Com a adoção das políticas neoliberais, defendeu-se a desresponsabilização do Estado para com os salários. A doutrina neoliberal assegurava que o afastamento da regulação das relações de trabalho e,
conseqüentemente, dos rendimentos do trabalho, garantiria a ampliação do nível de emprego e a melhoria da qualidade dos postos existentes. O que se constata hoje é a piora na qualidade dos postos de trabalho e o aumento do desemprego. O Brasil permanece sendo um país de baixos salários.
A lógica da racionalidade e da produção capitalista tem se incorporado crescentemente na prestação dos serviços, o que tem contribuído para a alteração nos padrões de incorporação da força de trabalho, ampliando o leque das ocupações e também a especificação de novas tarefas e especialidades.

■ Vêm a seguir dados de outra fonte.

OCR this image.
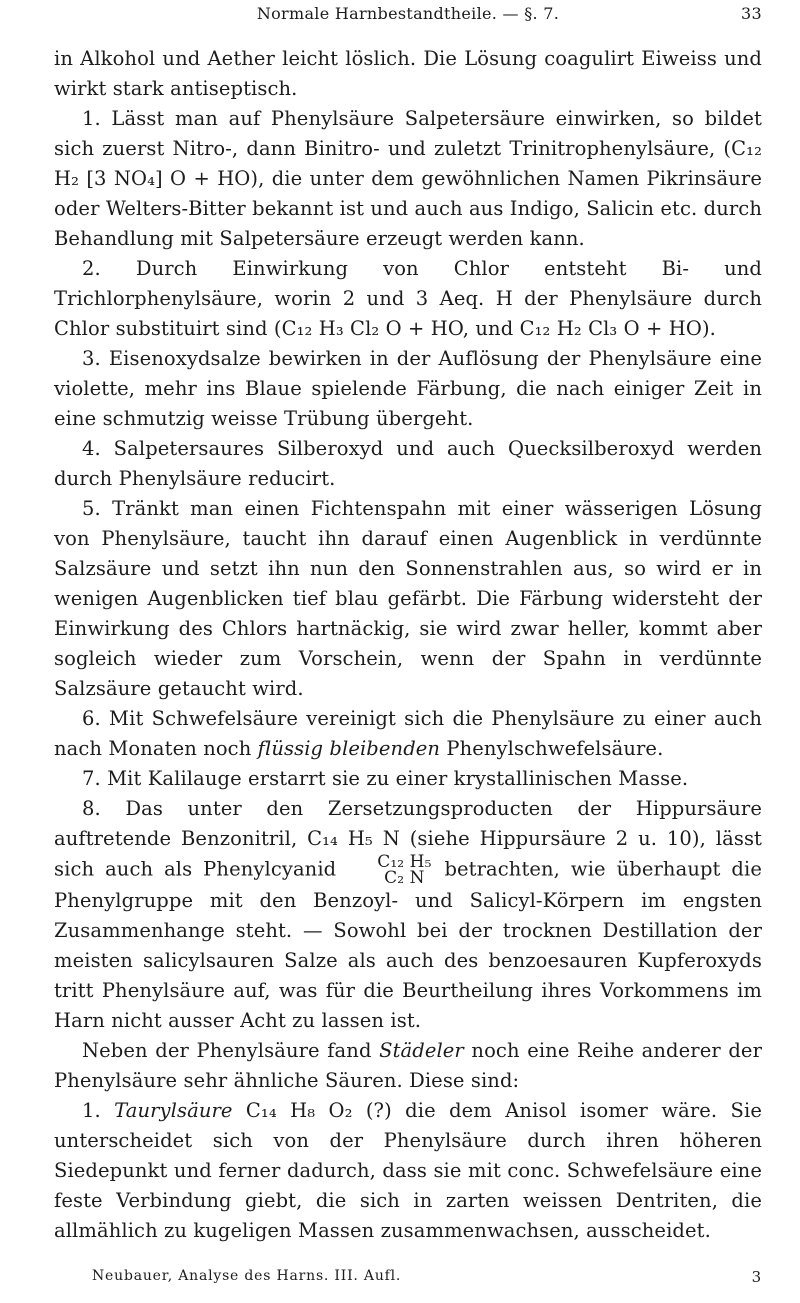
Normale Harnbestandtheile. — §. 7.	33

in Alkohol und Aether leicht löslich. Die Lösung coagulirt Eiweiss und wirkt stark antiseptisch.

1. Lässt man auf Phenylsäure Salpetersäure einwirken, so bildet sich zuerst Nitro-, dann Binitro- und zuletzt Trinitrophenylsäure, (C₁₂ H₂ [3 NO₄] O + HO), die unter dem gewöhnlichen Namen Pikrinsäure oder Welters-Bitter bekannt ist und auch aus Indigo, Salicin etc. durch Behandlung mit Salpetersäure erzeugt werden kann.

2. Durch Einwirkung von Chlor entsteht Bi- und Trichlorphenylsäure, worin 2 und 3 Aeq. H der Phenylsäure durch Chlor substituirt sind (C₁₂ H₃ Cl₂ O + HO, und C₁₂ H₂ Cl₃ O + HO).

3. Eisenoxydsalze bewirken in der Auflösung der Phenylsäure eine violette, mehr ins Blaue spielende Färbung, die nach einiger Zeit in eine schmutzig weisse Trübung übergeht.

4. Salpetersaures Silberoxyd und auch Quecksilberoxyd werden durch Phenylsäure reducirt.

5. Tränkt man einen Fichtenspahn mit einer wässerigen Lösung von Phenylsäure, taucht ihn darauf einen Augenblick in verdünnte Salzsäure und setzt ihn nun den Sonnenstrahlen aus, so wird er in wenigen Augenblicken tief blau gefärbt. Die Färbung widersteht der Einwirkung des Chlors hartnäckig, sie wird zwar heller, kommt aber sogleich wieder zum Vorschein, wenn der Spahn in verdünnte Salzsäure getaucht wird.

6. Mit Schwefelsäure vereinigt sich die Phenylsäure zu einer auch nach Monaten noch flüssig bleibenden Phenylschwefelsäure.

7. Mit Kalilauge erstarrt sie zu einer krystallinischen Masse.

8. Das unter den Zersetzungsproducten der Hippursäure auftretende Benzonitril, C₁₄ H₅ N (siehe Hippursäure 2 u. 10), lässt sich auch als Phenylcyanid	C₁₂ H₅
C₂ N	betrachten, wie überhaupt die Phenylgruppe mit den Benzoyl- und Salicyl-Körpern im engsten Zusammenhange steht. — Sowohl bei der trocknen Destillation der meisten salicylsauren Salze als auch des benzoesauren Kupferoxyds tritt Phenylsäure auf, was für die Beurtheilung ihres Vorkommens im Harn nicht ausser Acht zu lassen ist.

Neben der Phenylsäure fand Städeler noch eine Reihe anderer der Phenylsäure sehr ähnliche Säuren. Diese sind:

1. Taurylsäure C₁₄ H₈ O₂ (?) die dem Anisol isomer wäre. Sie unterscheidet sich von der Phenylsäure durch ihren höheren Siedepunkt und ferner dadurch, dass sie mit conc. Schwefelsäure eine feste Verbindung giebt, die sich in zarten weissen Dentriten, die allmählich zu kugeligen Massen zusammenwachsen, ausscheidet.

Neubauer, Analyse des Harns. III. Aufl.	3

Dessa forma, o que está em questão são as novas formas de combinação entre produção e serviços e a migração da cultura do trabalho industrial para o setor de serviços que produzem valores de uso que não necessariamente se realizam através do valor de troca. Porém, é fundamental qualificar as particularidades em relação ao processo de trabalho na esfera dos serviços, pois a força de trabalho é consumida e apropriada como valor de uso em função de sua utilidade particular o que a diferencia do processo de produção de mercadorias.
No entanto, Costa (2000) considera que além de um valor “para uso”, identifica-se um conjunto de atividades intermediadoras do acesso e usufruto de um determinado bem. O setor de serviços, especialmente os serviços sociais, envolve uma relação interpessoal intensa e também uma mudança de determinada “situação e/ou condição”, sendo o(a) usuário(a) não apenas consumidor(a), mas sujeito ativo do processo de trabalho, já que dele dependem as informações e as iniciativas para enfrentar esta “situação/condição”, para as quais o serviço se destina. E nesta atividade, o(a) trabalhador(a) dos serviços que estabelece relações com os(as) usuários(as), além de poder imprimir uma direção ao seu trabalho, sendo, para isso, necessário contar com uma relativa autonomia. Segundo a mesma autora:
Historicamente, os serviços têm transitado do campo do desenvolvimento de “serviços pessoais” (trabalho doméstico), para a estruturação de serviços coletivos enquanto resultantes de necessidades subsidiárias, ligadas à produção (transporte ou distribuição), para alcançar expressividade máxima na sociedade contemporânea através da expansão das atividades como as de
saúde, de ensino, de pesquisa e de administração (COSTA, 2000, p.101).
Quando as necessidades de reprodução transitam do campo das necessidades individuais para o campo das necessidades coletivas, surgem os serviços de consumo coletivo, superando a esfera das práticas privadas. Para Costa (2000, p.109), no capitalismo monopolista, tal processo de socialização constitui uma fusão entre o público e o privado.